I was born in a beautiful little town in Belfast, Northern Ireland. The first nine years of my life were wonderful. However, beginning in 1967, my childhood was abruptly changed forever.
Often, when I would go to play at my best friend’s house, his older brother would be home hiding in the shadows waiting for his opportunity to abuse me. I remember being there and hearing a door locking, knowing I was in trouble. I would get this sinking feeling in my gut, dreading what was in store for me. My friend would hold me down while his brother attacked me.

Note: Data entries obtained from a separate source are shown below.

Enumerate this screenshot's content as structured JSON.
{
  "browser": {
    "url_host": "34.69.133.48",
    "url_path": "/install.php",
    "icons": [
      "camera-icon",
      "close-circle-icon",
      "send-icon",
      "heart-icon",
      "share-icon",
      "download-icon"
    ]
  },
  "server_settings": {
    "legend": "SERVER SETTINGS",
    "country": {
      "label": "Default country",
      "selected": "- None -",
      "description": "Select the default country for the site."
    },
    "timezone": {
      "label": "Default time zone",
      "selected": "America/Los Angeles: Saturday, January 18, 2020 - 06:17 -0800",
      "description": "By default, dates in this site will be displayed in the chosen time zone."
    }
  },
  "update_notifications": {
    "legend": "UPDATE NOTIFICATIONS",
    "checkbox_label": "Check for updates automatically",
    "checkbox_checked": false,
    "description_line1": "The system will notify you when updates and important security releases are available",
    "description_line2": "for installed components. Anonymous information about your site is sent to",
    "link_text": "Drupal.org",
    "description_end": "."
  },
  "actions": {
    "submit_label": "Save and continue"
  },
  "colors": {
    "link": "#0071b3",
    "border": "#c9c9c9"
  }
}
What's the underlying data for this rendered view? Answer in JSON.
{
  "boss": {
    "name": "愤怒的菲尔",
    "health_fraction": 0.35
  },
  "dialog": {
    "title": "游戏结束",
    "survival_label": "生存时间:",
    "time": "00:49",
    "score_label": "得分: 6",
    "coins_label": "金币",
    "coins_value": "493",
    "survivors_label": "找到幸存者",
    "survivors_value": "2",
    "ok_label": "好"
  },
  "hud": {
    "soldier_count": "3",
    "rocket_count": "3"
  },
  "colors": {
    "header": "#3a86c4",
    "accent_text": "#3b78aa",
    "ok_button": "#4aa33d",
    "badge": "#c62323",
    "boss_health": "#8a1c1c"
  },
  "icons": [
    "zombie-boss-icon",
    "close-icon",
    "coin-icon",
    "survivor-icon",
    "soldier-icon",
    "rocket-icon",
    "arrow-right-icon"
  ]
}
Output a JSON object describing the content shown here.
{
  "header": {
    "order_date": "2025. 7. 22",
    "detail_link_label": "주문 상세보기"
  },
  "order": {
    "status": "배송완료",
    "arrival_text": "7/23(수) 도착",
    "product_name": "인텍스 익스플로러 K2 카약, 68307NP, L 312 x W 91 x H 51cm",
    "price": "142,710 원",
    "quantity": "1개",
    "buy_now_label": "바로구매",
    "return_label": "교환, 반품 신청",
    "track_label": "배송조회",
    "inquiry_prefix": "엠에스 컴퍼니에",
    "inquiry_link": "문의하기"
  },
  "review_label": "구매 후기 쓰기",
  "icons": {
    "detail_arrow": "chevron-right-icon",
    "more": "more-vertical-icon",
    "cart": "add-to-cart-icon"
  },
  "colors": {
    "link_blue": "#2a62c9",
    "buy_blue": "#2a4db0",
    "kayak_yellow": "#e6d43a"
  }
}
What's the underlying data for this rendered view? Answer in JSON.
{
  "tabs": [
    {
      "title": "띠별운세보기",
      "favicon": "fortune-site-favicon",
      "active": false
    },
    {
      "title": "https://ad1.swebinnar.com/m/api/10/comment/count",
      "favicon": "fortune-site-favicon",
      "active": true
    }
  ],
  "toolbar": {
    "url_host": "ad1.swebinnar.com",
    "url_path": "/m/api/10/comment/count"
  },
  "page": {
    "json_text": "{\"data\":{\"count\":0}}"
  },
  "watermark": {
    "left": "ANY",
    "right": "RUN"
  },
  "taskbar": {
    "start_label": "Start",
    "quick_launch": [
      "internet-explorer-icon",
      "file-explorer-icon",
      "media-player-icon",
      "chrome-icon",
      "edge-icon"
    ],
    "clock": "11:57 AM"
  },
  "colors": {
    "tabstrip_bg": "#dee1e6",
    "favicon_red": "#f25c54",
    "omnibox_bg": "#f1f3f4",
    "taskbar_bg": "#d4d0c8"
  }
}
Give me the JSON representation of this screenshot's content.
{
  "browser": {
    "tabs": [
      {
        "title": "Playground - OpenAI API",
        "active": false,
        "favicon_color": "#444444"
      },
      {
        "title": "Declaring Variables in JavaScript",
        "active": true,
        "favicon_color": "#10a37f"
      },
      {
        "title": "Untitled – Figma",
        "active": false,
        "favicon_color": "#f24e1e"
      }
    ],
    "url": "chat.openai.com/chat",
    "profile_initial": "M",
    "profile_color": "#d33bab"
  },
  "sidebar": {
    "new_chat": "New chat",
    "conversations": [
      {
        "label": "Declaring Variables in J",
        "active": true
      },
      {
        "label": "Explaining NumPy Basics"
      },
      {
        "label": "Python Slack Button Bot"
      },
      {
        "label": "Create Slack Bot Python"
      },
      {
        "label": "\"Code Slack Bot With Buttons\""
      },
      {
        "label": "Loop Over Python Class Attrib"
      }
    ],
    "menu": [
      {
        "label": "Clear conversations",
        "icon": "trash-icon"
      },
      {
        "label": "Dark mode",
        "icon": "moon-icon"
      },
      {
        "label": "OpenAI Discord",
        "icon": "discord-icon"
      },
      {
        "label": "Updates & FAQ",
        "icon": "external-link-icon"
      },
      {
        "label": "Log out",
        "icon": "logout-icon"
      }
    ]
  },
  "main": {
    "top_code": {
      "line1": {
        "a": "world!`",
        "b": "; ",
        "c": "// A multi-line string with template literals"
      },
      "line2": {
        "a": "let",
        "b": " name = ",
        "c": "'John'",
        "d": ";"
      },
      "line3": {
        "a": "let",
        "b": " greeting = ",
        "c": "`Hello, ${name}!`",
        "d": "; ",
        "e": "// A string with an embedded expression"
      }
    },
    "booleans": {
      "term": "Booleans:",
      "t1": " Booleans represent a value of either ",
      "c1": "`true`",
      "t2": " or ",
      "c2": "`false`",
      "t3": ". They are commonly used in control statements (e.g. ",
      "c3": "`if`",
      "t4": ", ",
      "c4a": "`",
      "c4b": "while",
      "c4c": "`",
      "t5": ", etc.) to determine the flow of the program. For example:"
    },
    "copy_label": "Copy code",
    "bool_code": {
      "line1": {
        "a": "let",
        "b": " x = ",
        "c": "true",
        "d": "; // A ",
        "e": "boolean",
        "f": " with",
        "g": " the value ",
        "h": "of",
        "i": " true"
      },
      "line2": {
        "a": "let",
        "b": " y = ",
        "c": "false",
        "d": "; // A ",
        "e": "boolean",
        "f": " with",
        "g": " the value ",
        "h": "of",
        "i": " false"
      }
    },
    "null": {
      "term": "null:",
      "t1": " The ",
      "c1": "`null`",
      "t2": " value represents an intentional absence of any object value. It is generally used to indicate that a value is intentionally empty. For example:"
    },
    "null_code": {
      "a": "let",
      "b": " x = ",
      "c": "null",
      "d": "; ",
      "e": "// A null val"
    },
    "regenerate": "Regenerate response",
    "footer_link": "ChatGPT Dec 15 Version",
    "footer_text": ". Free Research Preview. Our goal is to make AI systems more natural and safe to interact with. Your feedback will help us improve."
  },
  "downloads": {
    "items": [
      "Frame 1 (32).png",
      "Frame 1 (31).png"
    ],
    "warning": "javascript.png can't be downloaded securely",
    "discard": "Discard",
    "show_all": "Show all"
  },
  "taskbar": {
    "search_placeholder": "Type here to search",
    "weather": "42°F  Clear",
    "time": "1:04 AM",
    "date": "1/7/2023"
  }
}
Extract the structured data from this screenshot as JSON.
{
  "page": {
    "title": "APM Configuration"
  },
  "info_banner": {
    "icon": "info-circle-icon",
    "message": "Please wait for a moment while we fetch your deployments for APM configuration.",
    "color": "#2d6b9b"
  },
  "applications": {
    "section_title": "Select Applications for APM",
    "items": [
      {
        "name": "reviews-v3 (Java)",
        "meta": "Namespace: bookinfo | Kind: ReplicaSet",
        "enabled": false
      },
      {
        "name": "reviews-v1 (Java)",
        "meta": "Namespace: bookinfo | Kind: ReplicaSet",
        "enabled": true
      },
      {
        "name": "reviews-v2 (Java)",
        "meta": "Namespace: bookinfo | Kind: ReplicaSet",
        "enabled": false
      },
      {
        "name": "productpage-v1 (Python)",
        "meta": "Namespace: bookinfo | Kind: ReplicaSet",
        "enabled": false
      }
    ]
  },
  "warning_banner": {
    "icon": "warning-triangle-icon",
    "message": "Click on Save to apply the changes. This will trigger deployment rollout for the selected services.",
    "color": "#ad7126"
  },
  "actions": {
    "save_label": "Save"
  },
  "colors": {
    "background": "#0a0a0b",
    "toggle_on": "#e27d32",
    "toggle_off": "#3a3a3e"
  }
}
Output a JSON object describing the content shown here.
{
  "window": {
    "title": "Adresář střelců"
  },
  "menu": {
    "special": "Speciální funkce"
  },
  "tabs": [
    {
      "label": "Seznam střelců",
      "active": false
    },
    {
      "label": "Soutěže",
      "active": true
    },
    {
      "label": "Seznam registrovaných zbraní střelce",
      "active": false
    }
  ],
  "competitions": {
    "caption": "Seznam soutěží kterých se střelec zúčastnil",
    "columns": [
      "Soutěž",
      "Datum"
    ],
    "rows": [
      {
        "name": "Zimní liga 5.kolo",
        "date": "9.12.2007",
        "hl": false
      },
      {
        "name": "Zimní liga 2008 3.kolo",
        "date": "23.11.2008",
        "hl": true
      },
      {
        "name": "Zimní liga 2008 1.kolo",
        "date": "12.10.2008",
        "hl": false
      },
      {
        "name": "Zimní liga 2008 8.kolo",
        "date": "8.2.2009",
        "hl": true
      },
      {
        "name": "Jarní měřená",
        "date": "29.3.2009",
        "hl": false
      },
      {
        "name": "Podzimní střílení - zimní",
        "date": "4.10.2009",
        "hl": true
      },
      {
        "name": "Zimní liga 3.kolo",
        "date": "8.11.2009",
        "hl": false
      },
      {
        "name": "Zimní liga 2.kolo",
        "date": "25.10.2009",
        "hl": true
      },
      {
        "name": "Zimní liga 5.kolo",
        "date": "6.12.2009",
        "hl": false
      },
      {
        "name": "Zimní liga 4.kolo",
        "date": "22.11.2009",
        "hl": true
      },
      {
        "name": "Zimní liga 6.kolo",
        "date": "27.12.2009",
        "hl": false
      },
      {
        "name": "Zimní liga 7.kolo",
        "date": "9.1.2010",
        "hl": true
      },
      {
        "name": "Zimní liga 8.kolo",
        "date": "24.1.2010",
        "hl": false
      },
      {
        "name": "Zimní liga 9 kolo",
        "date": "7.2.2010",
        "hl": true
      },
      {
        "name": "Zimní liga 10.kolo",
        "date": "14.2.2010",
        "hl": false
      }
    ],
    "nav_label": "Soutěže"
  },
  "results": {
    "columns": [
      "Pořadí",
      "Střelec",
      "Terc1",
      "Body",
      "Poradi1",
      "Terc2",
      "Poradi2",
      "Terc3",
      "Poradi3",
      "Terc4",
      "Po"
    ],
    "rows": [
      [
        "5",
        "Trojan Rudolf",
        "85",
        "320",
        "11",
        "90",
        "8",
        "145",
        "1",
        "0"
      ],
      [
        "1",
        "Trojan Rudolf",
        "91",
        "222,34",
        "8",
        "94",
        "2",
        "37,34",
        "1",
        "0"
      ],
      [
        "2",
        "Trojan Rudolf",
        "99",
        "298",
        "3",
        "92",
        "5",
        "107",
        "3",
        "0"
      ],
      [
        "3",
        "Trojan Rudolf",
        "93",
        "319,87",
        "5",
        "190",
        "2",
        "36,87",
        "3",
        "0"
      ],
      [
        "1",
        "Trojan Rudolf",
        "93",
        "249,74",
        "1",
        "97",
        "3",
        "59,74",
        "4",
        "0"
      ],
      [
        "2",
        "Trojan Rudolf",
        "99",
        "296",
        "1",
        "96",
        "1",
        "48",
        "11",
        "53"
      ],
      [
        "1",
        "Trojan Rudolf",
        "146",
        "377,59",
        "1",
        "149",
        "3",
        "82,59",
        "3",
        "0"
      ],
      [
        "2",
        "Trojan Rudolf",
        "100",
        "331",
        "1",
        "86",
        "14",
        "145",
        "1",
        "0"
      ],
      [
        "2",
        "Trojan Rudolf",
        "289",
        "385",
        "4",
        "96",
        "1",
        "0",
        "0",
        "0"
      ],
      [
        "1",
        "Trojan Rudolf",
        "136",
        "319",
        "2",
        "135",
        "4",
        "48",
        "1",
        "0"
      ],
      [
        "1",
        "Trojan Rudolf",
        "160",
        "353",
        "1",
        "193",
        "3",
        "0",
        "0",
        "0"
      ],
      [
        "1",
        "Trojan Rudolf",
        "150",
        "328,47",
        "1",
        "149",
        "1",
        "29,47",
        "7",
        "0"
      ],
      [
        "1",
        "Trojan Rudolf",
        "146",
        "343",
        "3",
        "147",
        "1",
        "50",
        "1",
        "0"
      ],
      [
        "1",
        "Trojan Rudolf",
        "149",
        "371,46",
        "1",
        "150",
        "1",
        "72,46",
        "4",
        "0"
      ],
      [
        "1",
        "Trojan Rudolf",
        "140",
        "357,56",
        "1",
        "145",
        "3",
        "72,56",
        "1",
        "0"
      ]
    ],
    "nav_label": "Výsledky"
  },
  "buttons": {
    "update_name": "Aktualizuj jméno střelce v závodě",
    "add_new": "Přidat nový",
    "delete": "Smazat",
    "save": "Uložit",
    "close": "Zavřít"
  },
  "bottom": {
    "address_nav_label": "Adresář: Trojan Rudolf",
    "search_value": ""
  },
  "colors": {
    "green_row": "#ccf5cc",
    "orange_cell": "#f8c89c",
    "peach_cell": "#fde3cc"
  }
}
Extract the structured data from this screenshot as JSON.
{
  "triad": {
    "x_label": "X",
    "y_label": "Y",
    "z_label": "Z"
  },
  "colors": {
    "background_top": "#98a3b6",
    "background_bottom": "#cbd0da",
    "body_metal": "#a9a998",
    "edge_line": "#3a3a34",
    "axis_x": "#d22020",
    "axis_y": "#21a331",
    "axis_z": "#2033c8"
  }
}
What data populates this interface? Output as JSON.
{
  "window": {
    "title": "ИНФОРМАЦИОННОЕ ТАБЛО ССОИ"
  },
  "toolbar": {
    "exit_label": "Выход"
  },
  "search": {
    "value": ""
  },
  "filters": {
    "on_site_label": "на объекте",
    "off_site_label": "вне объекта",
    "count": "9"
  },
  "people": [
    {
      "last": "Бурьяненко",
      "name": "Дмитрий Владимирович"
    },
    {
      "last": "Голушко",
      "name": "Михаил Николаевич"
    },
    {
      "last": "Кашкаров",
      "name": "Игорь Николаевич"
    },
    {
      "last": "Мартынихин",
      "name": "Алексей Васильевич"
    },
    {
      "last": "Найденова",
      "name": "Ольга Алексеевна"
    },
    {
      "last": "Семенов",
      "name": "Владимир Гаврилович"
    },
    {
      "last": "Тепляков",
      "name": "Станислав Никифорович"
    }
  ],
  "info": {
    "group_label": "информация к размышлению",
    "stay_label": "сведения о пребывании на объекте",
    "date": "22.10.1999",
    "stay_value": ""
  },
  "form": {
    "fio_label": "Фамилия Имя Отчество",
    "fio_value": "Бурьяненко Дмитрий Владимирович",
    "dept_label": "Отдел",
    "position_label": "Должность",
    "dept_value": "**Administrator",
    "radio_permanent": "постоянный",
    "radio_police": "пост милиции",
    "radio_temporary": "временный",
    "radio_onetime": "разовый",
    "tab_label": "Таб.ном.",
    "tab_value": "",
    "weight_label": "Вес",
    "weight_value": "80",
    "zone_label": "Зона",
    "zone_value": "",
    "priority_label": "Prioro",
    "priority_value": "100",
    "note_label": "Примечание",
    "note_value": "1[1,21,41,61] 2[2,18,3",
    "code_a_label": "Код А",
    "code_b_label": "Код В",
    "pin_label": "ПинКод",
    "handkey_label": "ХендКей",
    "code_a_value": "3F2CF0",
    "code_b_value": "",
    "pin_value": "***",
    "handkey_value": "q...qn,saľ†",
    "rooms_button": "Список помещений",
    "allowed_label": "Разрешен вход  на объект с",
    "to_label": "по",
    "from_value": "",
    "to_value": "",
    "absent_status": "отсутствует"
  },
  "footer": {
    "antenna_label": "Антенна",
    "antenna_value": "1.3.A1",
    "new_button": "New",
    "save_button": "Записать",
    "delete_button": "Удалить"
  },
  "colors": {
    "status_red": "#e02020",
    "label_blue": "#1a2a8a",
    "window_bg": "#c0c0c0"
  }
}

At the time, I did not know if my friend’s brother held power over him too, forcing him to cooperate, or whether my friend willingly participated. All I knew was that it was wrong, and it made me feel sick. Afterwards, I would run home to shower, desperate to wash off this filthy feeling of utter guilt and shame.
Experiencing this abuse from him for nearly three years — and wondering why my friend did not come to my defense and stop the abuse — made an impact on me and my mental health. Decades later, I think back, wondering how I could possibly have considered this boy to be my best friend.
Sexual abuse is a kind of trauma that carries intense feelings of shame and fear. I remember that I just wanted to hide.
My mental health deteriorated; the shame was eating me away inside. I felt obligated to keep this secret — to hide this terrible knowledge from everyone around me. The ever-present shame convinced me that I deserved to suffer from the hurt I felt.
Looking back, I now know that it wasn’t even my shame to carry. What happened wasn’t my fault. But reaching this conclusion came from a long recovery process. My healing took time.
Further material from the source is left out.